8. CAPITAL CHANGE OF THE COMPANY

If the outstanding shares of Common Stock of the Company shall at any time be changed or exchanged by declaration of a stock dividend, split-up, combination of shares or recapitalization, the number and kind of shares subject to this Plan or subject to any Options theretofore granted, and the Option prices, shall be appropriately and equitably adjusted so as to maintain the proportionate number of shares without changing the aggregate Option price, provided, however, no adjustment shall be made by reason of the distribution of subscription rights on outstanding stock.

9. OPTION AGREEMENT

Each Option granted under the Plan shall be evidenced by a written stock Option agreement executed by the Company and accepted by the Optionee, which (a) shall contain each of the provisions and agreements herein specifically required to be contained therein, including, without limitation, in the case of Options granted prior to the approval of the Plan by the shareholders of the Company, a provision specifically indicating that such Option may not be exercised unless and until such approval is obtained, and (b) shall contain such other terms and conditions as the Committee may deem desirable and which are not inconsistent with the Plan, including a representation that the shares of Common Stock will be purchased for investment and not with a view to their distribution, or other representations necessary to comply with federal or state securities laws.

10. AMENDMENT OF THE PLAN

The Board of Directors shall have the right to amend, suspend or terminate the Plan at any time; provided, however, that no such action shall affect or in any way impair the rights of a Director or Consultant under any Option theretofore granted under the Plan.

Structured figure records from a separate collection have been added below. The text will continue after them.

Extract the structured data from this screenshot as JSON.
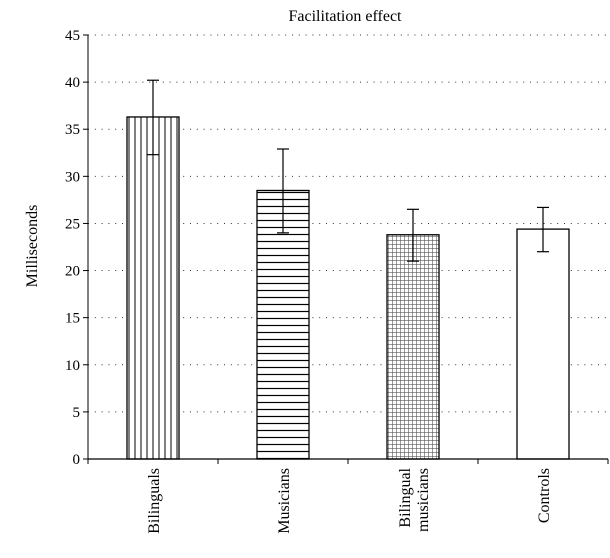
{
  "chart_data": {
    "type": "bar",
    "title": "Facilitation effect",
    "xlabel": "",
    "ylabel": "Milliseconds",
    "ylim": [
      0,
      45
    ],
    "yticks": [
      0,
      5,
      10,
      15,
      20,
      25,
      30,
      35,
      40,
      45
    ],
    "grid": true,
    "categories": [
      [
        "Bilinguals"
      ],
      [
        "Musicians"
      ],
      [
        "Bilingual",
        "musicians"
      ],
      [
        "Controls"
      ]
    ],
    "values": [
      36.3,
      28.5,
      23.8,
      24.4
    ],
    "error_low": [
      32.3,
      24.0,
      21.0,
      22.0
    ],
    "error_high": [
      40.2,
      32.9,
      26.5,
      26.7
    ],
    "patterns": [
      "vertical-lines",
      "horizontal-lines",
      "grid",
      "solid-white"
    ]
  }
}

In addition, unless duly approved by the holders of Common Stock entitled to vote thereon at a meeting (which may be the annual meeting) duly called and held for such purpose, no amendment or change shall be made in the Plan (a) increasing the total number of shares which may be issued or transferred under the Plan (except for adjustments for recapitalization, stock dividends and other changes in corporate structure); (b) changing the minimum purchase price hereinbefore specified for the shares subject to Options; (c) changing the maximum period during which Options may be exercised; or (d) extending the period during which Options may be granted under the Plan.

11. EFFECTIVE DATE OF THE PLAN

The Plan shall be effective as of March 1, 2003.

12. DURATION OF THE PLAN

Subject to the provisions of paragraph 6, the Plan shall remain in effect until all shares subject or which may become subject to the Plan shall have been purchased pursuant to the exercise of Options granted under the Plan, provided that no Options may be granted after March 1, 2013.